A network of disturbances
The influence of social media is playing an increasing role in mobilizing protesters and boosting social unrest. “The unifying and encouraging effect of social media on such protests is not a particularly recent phenomenon, but during the Covid crisis it combined with other potentially flammable factors such as political polarization, anti-vaccination sentiment and the growing distrust of the government for a perfect storm of discontent, “says Todorovic. “Geography was also less of a barrier. Like-minded people could more easily exchange ideas and mobilize larger numbers faster and more efficiently. In a world where trust in both government and the media has plummeted, misinformation could take over and party political complaints could be burned and exploited. “
Targets for civil unrest or consequential damage may include public buildings, transport infrastructure, supply chains, retail properties, foreign-owned companies, gas stations, critical goods distribution centers and tourism or hospitality companies.
Companies should review and update their business contingency plans as needed, taking into account any vulnerabilities in the supply chain. They should also review their insurance policies in case of increasing local unrest. Non-life insurance covers claims related to political violence in some cases, but insurers provide specialized coverage to mitigate the effects of strikes, riots and civil unrest (SRCC).
“The map of threats of political violence is evolving as some democracies become unstable and some autocracies crack down on dissidents.
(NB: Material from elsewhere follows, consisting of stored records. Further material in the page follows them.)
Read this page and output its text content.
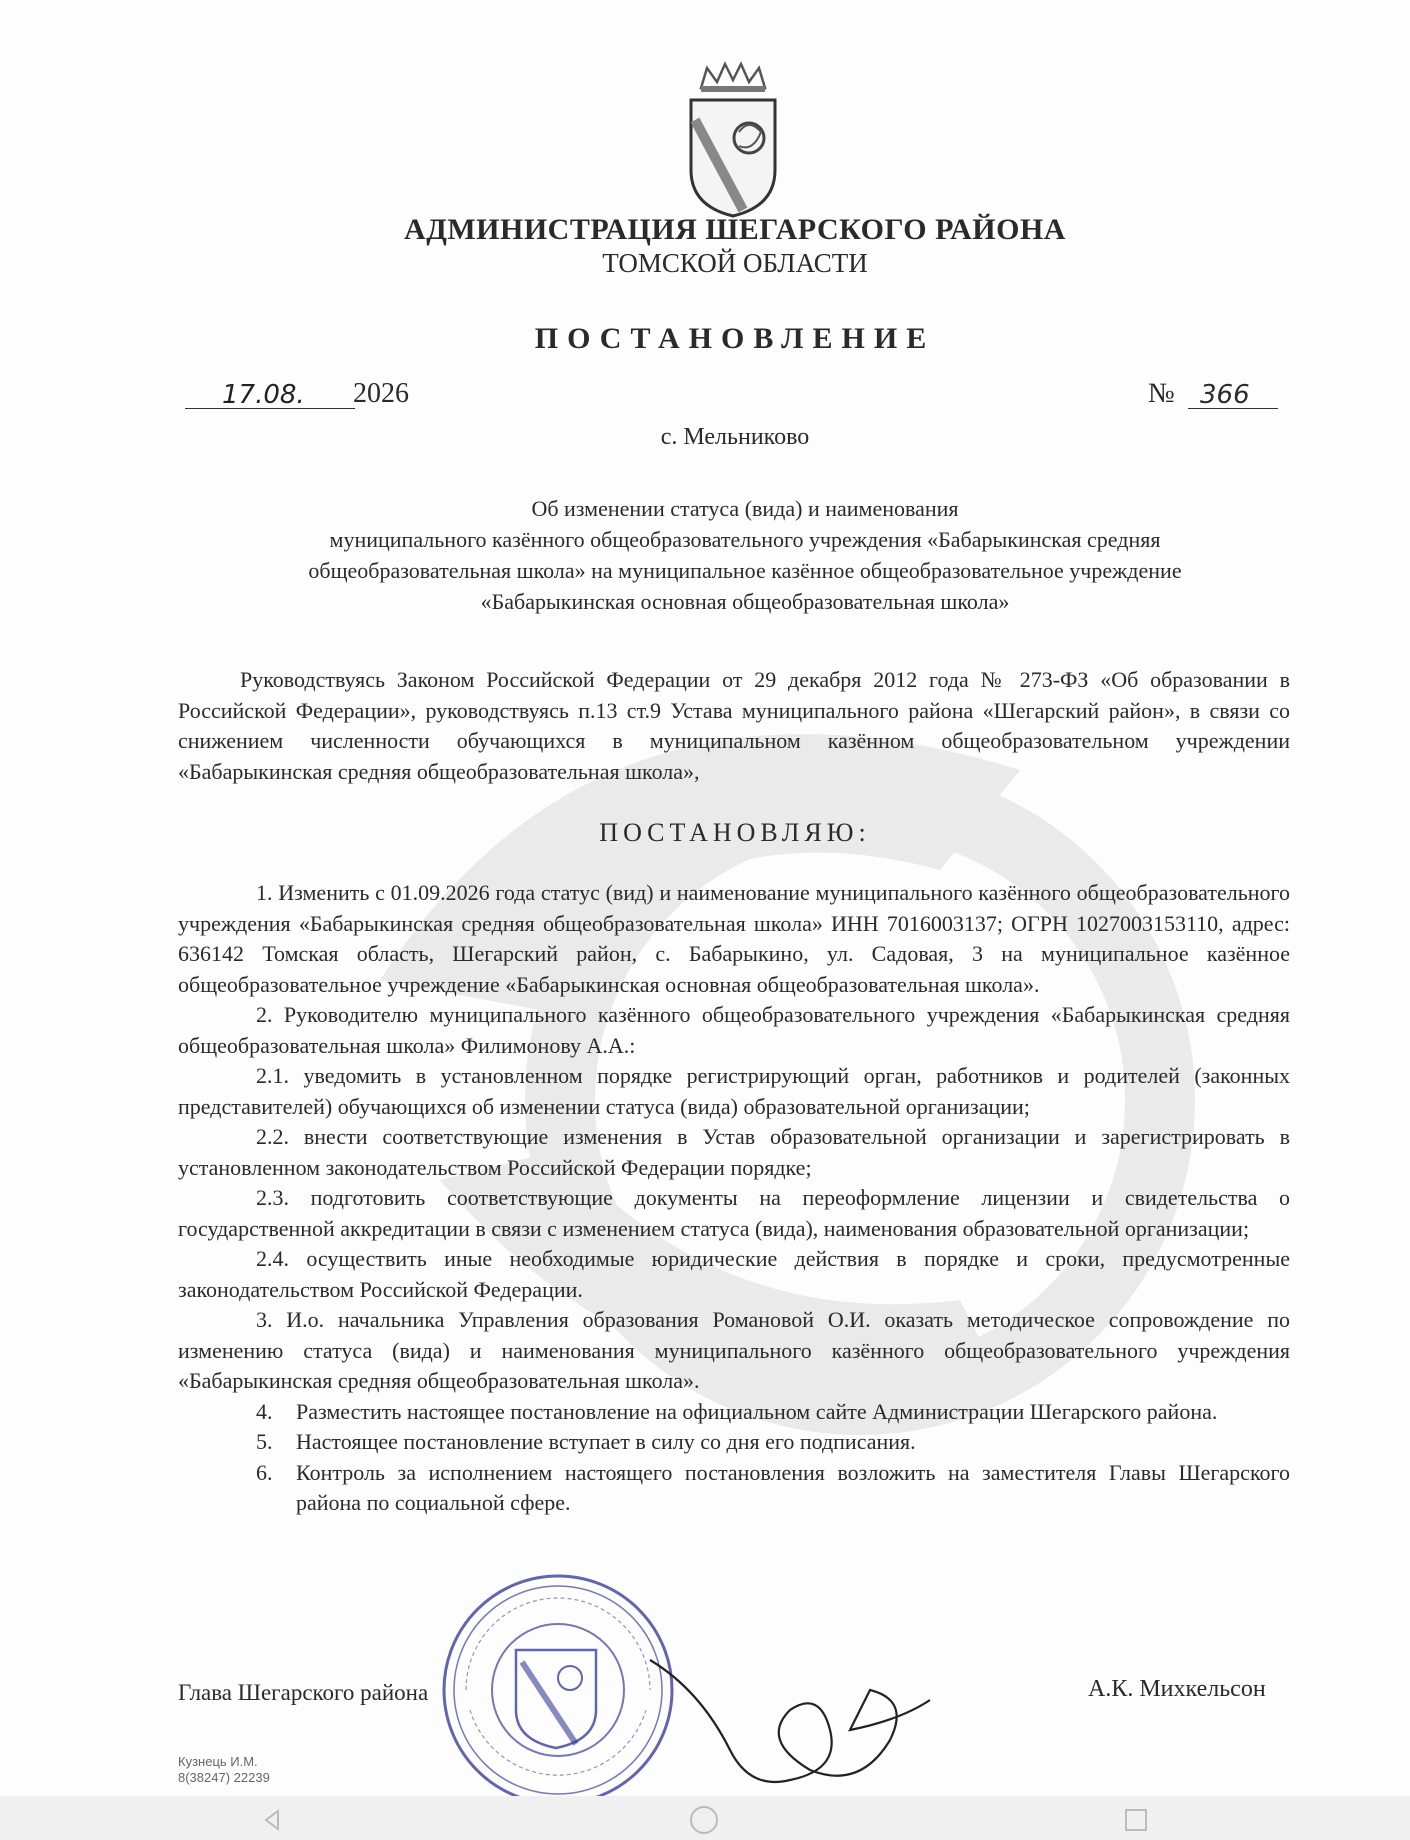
АДМИНИСТРАЦИЯ ШЕГАРСКОГО РАЙОНА
ТОМСКОЙ ОБЛАСТИ
ПОСТАНОВЛЕНИЕ
17.08. 2026	№ 366
с. Мельниково
Об изменении статуса (вида) и наименования
муниципального казённого общеобразовательного учреждения «Бабарыкинская средняя
общеобразовательная школа» на муниципальное казённое общеобразовательное учреждение
«Бабарыкинская основная общеобразовательная школа»
Руководствуясь Законом Российской Федерации от 29 декабря 2012 года № 273-ФЗ «Об образовании в Российской Федерации», руководствуясь п.13 ст.9 Устава муниципального района «Шегарский район», в связи со снижением численности обучающихся в муниципальном казённом общеобразовательном учреждении «Бабарыкинская средняя общеобразовательная школа»,
ПОСТАНОВЛЯЮ:

1. Изменить с 01.09.2026 года статус (вид) и наименование муниципального казённого общеобразовательного учреждения «Бабарыкинская средняя общеобразовательная школа» ИНН 7016003137; ОГРН 1027003153110, адрес: 636142 Томская область, Шегарский район, с. Бабарыкино, ул. Садовая, 3 на муниципальное казённое общеобразовательное учреждение «Бабарыкинская основная общеобразовательная школа».

2. Руководителю муниципального казённого общеобразовательного учреждения «Бабарыкинская средняя общеобразовательная школа» Филимонову А.А.:

2.1. уведомить в установленном порядке регистрирующий орган, работников и родителей (законных представителей) обучающихся об изменении статуса (вида) образовательной организации;

2.2. внести соответствующие изменения в Устав образовательной организации и зарегистрировать в установленном законодательством Российской Федерации порядке;

2.3. подготовить соответствующие документы на переоформление лицензии и свидетельства о государственной аккредитации в связи с изменением статуса (вида), наименования образовательной организации;

2.4. осуществить иные необходимые юридические действия в порядке и сроки, предусмотренные законодательством Российской Федерации.

3. И.о. начальника Управления образования Романовой О.И. оказать методическое сопровождение по изменению статуса (вида) и наименования муниципального казённого общеобразовательного учреждения «Бабарыкинская средняя общеобразовательная школа».

4. Разместить настоящее постановление на официальном сайте Администрации Шегарского района.

5. Настоящее постановление вступает в силу со дня его подписания.

6. Контроль за исполнением настоящего постановления возложить на заместителя Главы Шегарского района по социальной сфере.

Глава Шегарского района	А.К. Михкельсон
Кузнець И.М.
8(38247) 22239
Unrest can occur in several places simultaneously, as social media now allows for rapid mobilization of protesters. “For example, large retail chains” like several losses in an event in different parts of a country, “says Todorovic.

How companies can prepare and avoid the worst
The best way for companies to prepare for or respond to such civil unrest depends on many factors, including the nature of the event that triggers the unrest, the proximity to the site, and the type of business. Allianz Risk Consulting has compiled a list of technical recommendations for companies and individuals to reduce the risks of civil unrest, taking into account these variables and the associated ways of de-escalating, communicating and responding. See the ARC-Civil-Unrest.PDF (allianz.com) Remedy Bulletin.